- ham: Personal, conversational, or informational message with no solicitation. Includes short acknowledgements like “k” or “ok thanks”.
- spam: Unsolicited promotions, prizes/lotteries, premium-rate numbers/shortcodes, aggressive CTAs (“CALL NOW”, “Text XYZ to 8xxxx”), claim codes, pricing/validity windows, or generic sender copy.
- unclear: Too elliptical/truncated or uses non-standard/unknown language such that intent isn’t identifiable with confidence.
-
Promo/Prize/CTA signals ⇒ spam
If the message pushes offers/upgrades or instructs to call/text a code/shortcode—especially with pricing, claim codes, validity windows, URLs, opt-out language—label spam.
Indicators: “WINNER!!… claim code… valid 12 hours”, “Text CSH11 to 87575”, “Call 0800…”, “Cost 150p/day”, “STOP to opt out”. -
Personal conversational content ⇒ ham
Everyday chat, plans, thanks, emotions, or direct replies with non-promotional intent → ham.
Includes: very short acknowledgements like “k”, “ok thanks”. -
Insufficient/unknown content ⇒ unclear
If the message appears truncated (e.g., multiple “…” mid-sentence) or uses slang/phrasing we cannot confidently interpret → unclear (unless Rule 1 clearly applies).

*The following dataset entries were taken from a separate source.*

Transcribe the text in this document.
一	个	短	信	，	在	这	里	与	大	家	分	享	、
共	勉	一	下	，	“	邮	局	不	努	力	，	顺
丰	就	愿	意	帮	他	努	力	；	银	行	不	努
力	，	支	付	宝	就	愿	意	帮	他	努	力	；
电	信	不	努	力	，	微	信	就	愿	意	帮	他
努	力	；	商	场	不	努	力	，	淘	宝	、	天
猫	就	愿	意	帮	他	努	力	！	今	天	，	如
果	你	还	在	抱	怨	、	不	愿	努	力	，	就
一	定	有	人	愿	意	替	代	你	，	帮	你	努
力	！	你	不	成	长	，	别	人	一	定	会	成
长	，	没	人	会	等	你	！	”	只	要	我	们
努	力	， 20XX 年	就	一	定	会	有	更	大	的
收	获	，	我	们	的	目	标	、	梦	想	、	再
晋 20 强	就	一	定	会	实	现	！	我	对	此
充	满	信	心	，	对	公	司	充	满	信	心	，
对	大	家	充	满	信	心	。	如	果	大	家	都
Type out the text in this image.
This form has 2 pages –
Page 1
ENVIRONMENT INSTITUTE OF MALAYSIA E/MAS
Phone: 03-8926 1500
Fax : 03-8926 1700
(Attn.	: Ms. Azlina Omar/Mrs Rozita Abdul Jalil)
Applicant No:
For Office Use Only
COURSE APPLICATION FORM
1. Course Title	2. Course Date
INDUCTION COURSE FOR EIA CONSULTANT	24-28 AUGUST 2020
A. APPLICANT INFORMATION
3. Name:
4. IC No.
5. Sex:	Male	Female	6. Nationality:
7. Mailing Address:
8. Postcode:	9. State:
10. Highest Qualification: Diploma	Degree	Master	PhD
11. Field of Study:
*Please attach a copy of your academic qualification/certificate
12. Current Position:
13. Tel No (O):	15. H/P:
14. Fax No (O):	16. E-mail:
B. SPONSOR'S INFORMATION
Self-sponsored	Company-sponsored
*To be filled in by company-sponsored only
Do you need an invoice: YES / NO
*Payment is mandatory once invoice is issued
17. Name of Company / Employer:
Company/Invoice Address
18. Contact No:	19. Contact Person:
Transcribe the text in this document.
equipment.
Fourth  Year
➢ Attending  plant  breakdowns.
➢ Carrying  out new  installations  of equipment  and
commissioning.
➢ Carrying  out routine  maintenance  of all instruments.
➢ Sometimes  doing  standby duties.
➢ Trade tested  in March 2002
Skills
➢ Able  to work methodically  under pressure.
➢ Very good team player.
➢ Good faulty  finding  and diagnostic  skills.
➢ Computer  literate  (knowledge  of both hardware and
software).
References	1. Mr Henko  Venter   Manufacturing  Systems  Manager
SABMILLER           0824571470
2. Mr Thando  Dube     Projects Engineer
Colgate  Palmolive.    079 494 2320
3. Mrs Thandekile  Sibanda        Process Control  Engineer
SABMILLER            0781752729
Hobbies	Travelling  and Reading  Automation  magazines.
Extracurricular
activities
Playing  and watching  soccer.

- “Free” meaning available (“are you free now?”) → ham.
- Personal “call me” with normal number & context → ham.
- Messages with URLs: if obviously promotional/generic → spam; if clearly part of a personal convo (“here’s the doc we discussed”) → ham.
- Ellipses “…” mid-text can indicate truncation; if intent unclear → unclear.
- Convincing advertising can read like normal info → double-check for CTA/shortcodes/pricing/claim codes; if present → spam.
- Non-standard English / older slang (meaning uncertain) → unclear.
{ham, spam, unclear}